TBFY / knowledge-graph-API

This repository is dedicated to the core API of the TheyBuyForYou project built on top of R4R (https://github.com/TBFY/r4r)
2 stars 1 forks source link

Awarded companies #38

Closed cmorenilla closed 4 years ago

cmorenilla commented 4 years ago

NEED We would need to know the number of unique awarded enterprises in the last months (since the Knowledge graph has data), and if it’s posible, to get a the list of them (name and CIF). We need this because we want to buy the data “size of the companies” (nº of employees), just for awarded enterprises. With this, we can identify SMEs and the relation with the type of contracts that they can win with more possibilities. The price depends on the number of enterprises. Ref.

PROPOSAL Pre-condition: Classify companies by number of employees. Example:

Create queries to provide information. Examples:

ocorcho commented 4 years ago

@fyedro Please create the corresponding query

elvesater commented 4 years ago

For some strange reasons this was missing in the original euBusinessGraph ontoloy and thus the corresponding mapping. I've now updated the ontology and the mapping rules. See https://github.com/TBFY/knowledge-graph/blob/master/rml-mappings/opencorporates_mapping.ttl and the predicate ebg:numberOfEmployees for details. This data will be onboarded (if they are available from OpenCorporates) in the next release of the TBFY knowledge graph. Note that I'm currently working on updating all the mapping rules.

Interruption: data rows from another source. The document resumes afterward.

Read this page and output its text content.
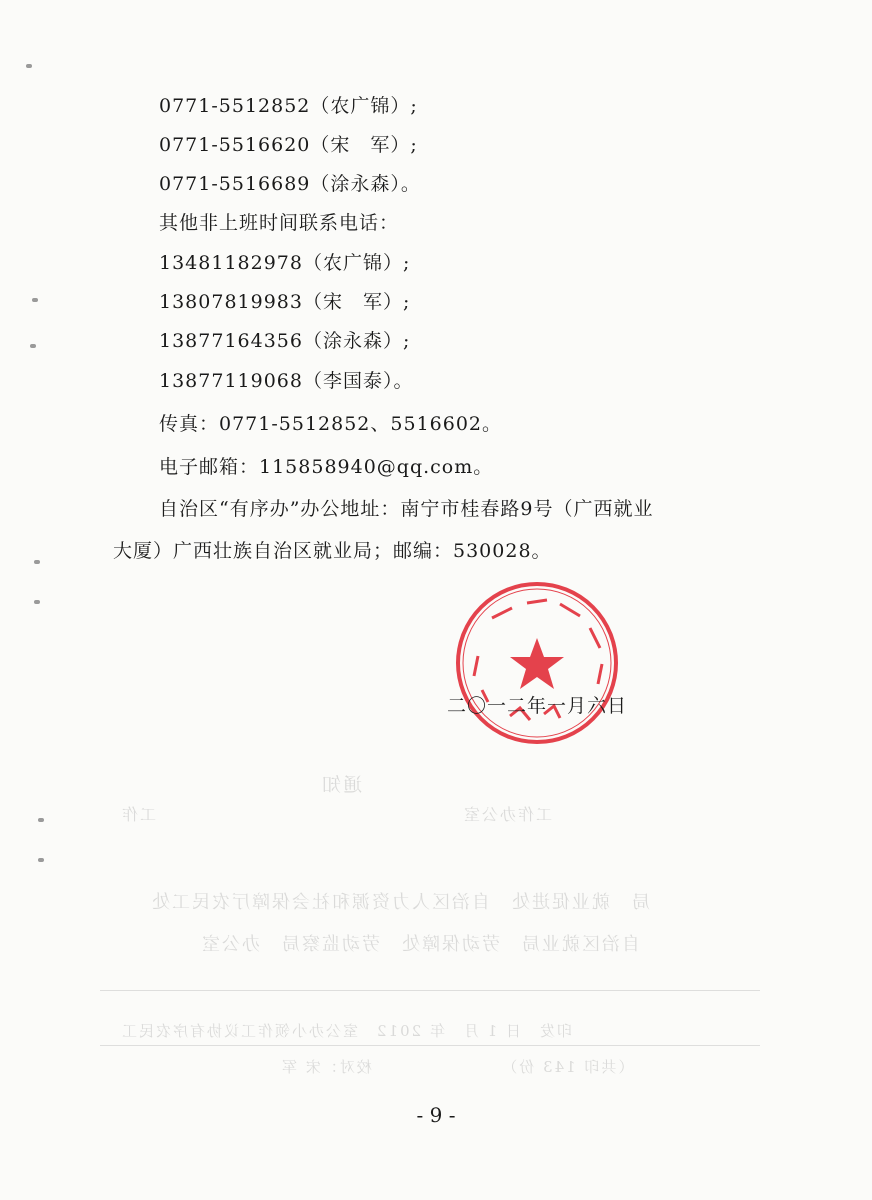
通知
工作办公室　　　　　　　　　　　　　　　　　工作
局　就业促进处　自治区人力资源和社会保障厅农民工处
自治区就业局　劳动保障处　劳动监察局　办公室
印发　日 1 月　年 2012　室公办小领作工议协有序农民工
（共印 143 份）　　　　　　　　校对：宋 军
0771-5512852（农广锦）;
0771-5516620（宋　军）;
0771-5516689（涂永森）。
其他非上班时间联系电话：
13481182978（农广锦）;
13807819983（宋　军）;
13877164356（涂永森）;
13877119068（李国泰）。
传真：0771-5512852、5516602。
电子邮箱：115858940@qq.com。
自治区“有序办”办公地址：南宁市桂春路9号（广西就业
大厦）广西壮族自治区就业局；邮编：530028。
二〇一二年一月六日
- 9 -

cmorenilla commented 4 years ago

Many thanks. so, waiting for next release.

aferrariuliana commented 4 years ago

Hi all, thanks a lot for your answer. Please, regarding the classification of companies by number of employees, we would like to use the official classification of the Spanish Statistical Institute (INE). It would be the following:

aferrariuliana commented 4 years ago

Otra consulta, por favor ¿podemos generar el listado de empresas adjudicatarias en un periodo de tiempo? ¿desde que hay datos en el KG por ejemplo? Es por tener idea de cuantas empresas son, para estimar el coste de comprar el dato de tamaño de empresa. Si compramos toda la bbdd de España nos sale muy caro, por lo que si pagamos solo por empresa saldría más económico. Pero no tengo idea de qué volumen sería. Con el listado, ya puedo a su vez generar un listado “único” de empresas quitando las repetidas y tener el número. Muchas gracia

woodbine commented 4 years ago

Hi Annie,

My spanish isn't great, but if I've understood your question correctly, you're looking for a unique list of companies that won contracts in Spain. The data we have is missing unique identifiers for the data, but we can give you a list of unique company names and addresses. This will include some duplicates, e.g. one entry for "They Buy For You" and another for "TheyBuyForYou", but this is where Open Corporates reconciliation service comes in.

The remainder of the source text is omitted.